Mariel is volunteering at a local library this summer. We love this library. I did in-home daycare the first few years of Aravis' and Mariel's life, and I have fond memories of into this grand old library with a double stroller of toddlers, flanked by preschoolers, for the weekly puppet show. At the time it was a huge undertaking to get the kids there and help them be quiet, but now all I remember is the excitement of a *real* puppet show every single week. Back then, the children's section was in one wing and the adult section in another. There was an atrium garden near the adult stacks, with a creek running through it-- the wonder of nature flourishing indoors.
They remodeled the library several years ago. The puppet show theater is gone, as is the atrium garden. But we still love it. So many memories. Now they have moved the children's and adult's sections closer together, so it is simpler for mommies to peruse big-person books while their children read at tables in the kids' section. And it is very, very quiet. I don't know how they do it with the two sections so close together. But it is like a monastery in there.

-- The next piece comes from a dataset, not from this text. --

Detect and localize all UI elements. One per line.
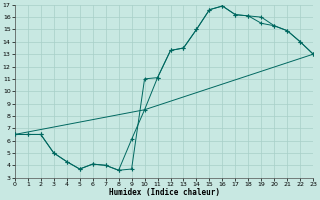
X-axis label: Humidex (Indice chaleur): Humidex (Indice chaleur) <box>108 188 220 197</box>
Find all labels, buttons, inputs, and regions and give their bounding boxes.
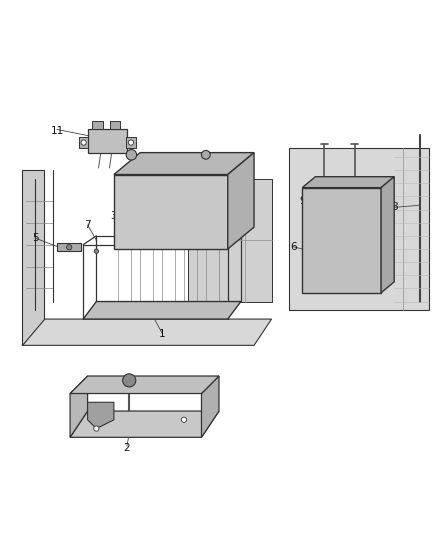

The children's section of the other library we visit is definitely not quiet.
You might wonder why we ever go to a different library when we are so happy with ours. Well, we no longer live within the city limits, and our favorite library requires that nonresidents pay a yearly fee to check out books. I don't blame them. We don't pay taxes in that city. But it makes me sad. I have even contemplated paying the fee. We haven't done it yet, so we find ourselves owning the experience of one library and checking out books at another.
Anyway, Mariel is volunteering at our library and having a great time. One of us drives her into town a couple times per week, and, if we don't have any errands, we stay and absorb the atmosphere. Without library cards, we cannot check anything out, nor can we avail ourselves of the computers or video games. This places us in the unusual position of having nothing to do but sit in the beautiful, blessed quiet and read books. I don't even hear the psychic noise of chores crying out to be done or bills to be paid: we aren't at home. I love that library. :)
Right now, Cornflower and I have a game going. For the first hour or so at the library, we each do our own thing. Then one of us finds Sister Wendy's Story of Painting and brings it to the other. Using the two-page spreads that are all-over detail from this or that painting (how we love those pages), we try to guess the painter and painting. (At first I thought Cornflower was just humoring me, but then she started bringing me the book and I knew the game belonged to both of us.)
This week I found a book called Hamlet's Blackberry: A Practical Philosophy for Building a Good Life in the Digital Age. It is appropriate that I first read this book in the quiet of our library. William Powers gently argues that more is not necessarily better; perhaps we need space between digital encounters in order to obtain a satisfying depth of creativity, thought and relationship. He goes back to philosophers like Plato and Thoreau and, obviously, Shakespeare, in search of fit principles for our digital age.